Андрей Битов - Обоснованная ревность
Именно его и переехало ночью, пьяного, поездом, что я и узнаю той весной или этой, и так проживу лето, что его нет. Но ничего не изменилось, даже что-то утвердилось в домике на краю. Я встречаю его живого, осенью, без ноги, и удивляюсь, что не замечал раньше, что он безногий… но это два разных рассказа и неизвестно, который сначала: сначала ли он был без ноги, а потом его переехало, ну а совсем вчера — я встретил его целехонького и живого, или, наоборот, время идет в обратном направлении у них на участке, нам навстречу или вспять от нас, — у нас-то оно не идет; их время проходит сквозь нас, и скоро у внучка наконец появится дедушка. Там, у них, иногда прибавляется народу, словно кто-то решится и перебежит — чур я тут! — и смотрит счастливо поверх заборчика, что удрал, удрал наконец от нас. Там все любят — какое кому дело! — пролитое мимо молоко…
Но и они тверды, не для нас— для себя, а в их твердости, как они в нас, что живет? Не там ли то облако, откуда приходят любимые мертвые договориться с нами во сне, что мы будем иногда встречаться, только ты никому не говори, а ты и не успеваешь, лопаясь от немоты любви, сказать, что хотел — «до завтра», и палец к губам — ни-ни! наша с тобой тайна… Чтобы утром, плеснув воды в лицо, заметить утро и — что же такое было? что же было?.. Вдруг вспомнишь, что нельзя вспоминать, — и улыбнешься: твоя с ними тайна. Не там ли все это живет, удерживаясь на краю?.. Может, там… где эти любовные и живые люди «не мы», так вот там, для них, до сих пор живет та единственная девушка, неповесившаяся, незастрелившаяся, но которую я убил, которую он во мне убил, под именем которой кто-то продолжает жить со мною снаружи своей глубины, с выставленной за дверь душою, неуклюже подражая бывшим ее жестам и словам, загримировавшись под убитую: ах, видно, что оттуда торчит не та, так я ведь для того дурно и загримировалась, чтобы было все для всех видно, мы ведь так живем, у нас — так…
Это вот так все страшно, если быть среди них, в любви, там, за прозрачным условным заборчиком, и оттуда, из собственной подлинности выглянуть на собственную улицу, собственное жилье, на себя самого, как на вампира, который надел на себя одежду высосанного им мальчика и имечко его к кармашку приколол, чтобы не запамятовать.
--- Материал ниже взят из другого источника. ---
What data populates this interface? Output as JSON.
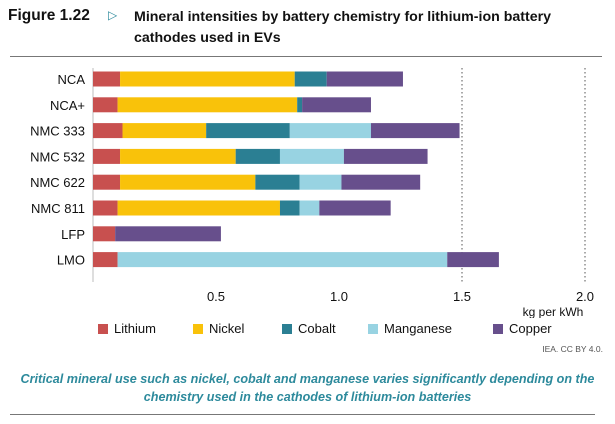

Там мы все, Господи благослови, оттого так тесно в том домике, что уйти оттуда страшно и нельзя и он один из всех, да и дедушка, когда-то уголок этот нашедший, все еще жив из-под поезда, отрезав паровозу два колеса… Он у меня сегодня на маленькую попросил, а вчера отдал, хороший человек, хоть зачем уж меня так обижать, хоть я и переряженный в убитого мною мальчика, я бы ему с радостью рубль-то забыл, но не хочет он ничего со мною общего, отнимает у следующей маленькой рубль, отдает мне. Грустно. Что бы им такого приятного сделать? Ничего, никогда. Поджечь, разве?..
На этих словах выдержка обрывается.